Provenance / Access Metadata

CFDB Field ENCODE TSV Column
extra.encode.genome_annotation Genome annotation
extra.encode.controlled_by Controlled by
extra.encode.s3_uri s3_uri
extra.encode.azure_url Azure URL

Analysis Metadata

CFDB Field ENCODE TSV Column
extra.encode.file_analysis_title File analysis title
extra.encode.file_analysis_status File analysis status

Audit Fields

CFDB Field ENCODE TSV Column
extra.encode.audit_warning Audit WARNING
extra.encode.audit_not_compliant Audit NOT_COMPLIANT
extra.encode.audit_error Audit ERROR

Sync Flow

ENCODE sync bypasses the C2M2 ZIP pipeline entirely.
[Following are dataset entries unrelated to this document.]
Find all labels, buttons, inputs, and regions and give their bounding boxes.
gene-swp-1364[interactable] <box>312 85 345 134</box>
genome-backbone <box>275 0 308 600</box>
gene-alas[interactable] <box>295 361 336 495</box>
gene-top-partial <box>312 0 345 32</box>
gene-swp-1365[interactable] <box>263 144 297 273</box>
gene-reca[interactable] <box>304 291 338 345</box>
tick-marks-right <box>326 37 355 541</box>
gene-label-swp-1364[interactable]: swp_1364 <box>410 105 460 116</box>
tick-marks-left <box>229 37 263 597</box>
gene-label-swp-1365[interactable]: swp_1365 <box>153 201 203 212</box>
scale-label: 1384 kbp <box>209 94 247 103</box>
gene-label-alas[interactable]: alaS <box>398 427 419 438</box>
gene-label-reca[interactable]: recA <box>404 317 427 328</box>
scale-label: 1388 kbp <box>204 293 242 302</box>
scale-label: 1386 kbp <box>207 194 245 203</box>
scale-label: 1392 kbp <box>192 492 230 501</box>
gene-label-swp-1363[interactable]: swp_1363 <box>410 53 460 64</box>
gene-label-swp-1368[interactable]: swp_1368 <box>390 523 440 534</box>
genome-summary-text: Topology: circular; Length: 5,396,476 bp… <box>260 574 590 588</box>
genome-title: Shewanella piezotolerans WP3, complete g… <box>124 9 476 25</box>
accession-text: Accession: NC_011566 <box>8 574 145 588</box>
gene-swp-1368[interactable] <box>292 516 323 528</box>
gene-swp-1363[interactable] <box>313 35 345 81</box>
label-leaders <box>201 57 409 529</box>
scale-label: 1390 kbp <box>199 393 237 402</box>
Files are pre-materialized during ingest.

Hook Phase Function
Full ingest Replaces C2M2 load + materialize _sync_encode()

Data Flow

fetch_encode_metadata()                 # Streaming TSV from ENCODE API
  │                                     # Yields one dict per row
  │
  └─> transform_to_c2m2(row)            # Per-row transformation
        ├─ Map File format -> EDAM      # ontology_mappings.get_file_format()
        ├─ Map Output type -> EDAM      # ontology_mappings.get_data_type()
        ├─ Map Assay -> OBI             # ontology_mappings.get_assay_type()
        ├─ Map Organism -> NCBI         # ontology_mappings.get_taxonomy()
        ├─ Build collection + biosample + subjects inline
        ├─ Build extra.encode dict (21 file fields)
        └─ Insert into files collection (batches of 1000)

No post-ingest enrichment pass. All metadata is captured during the initial TSV transformation.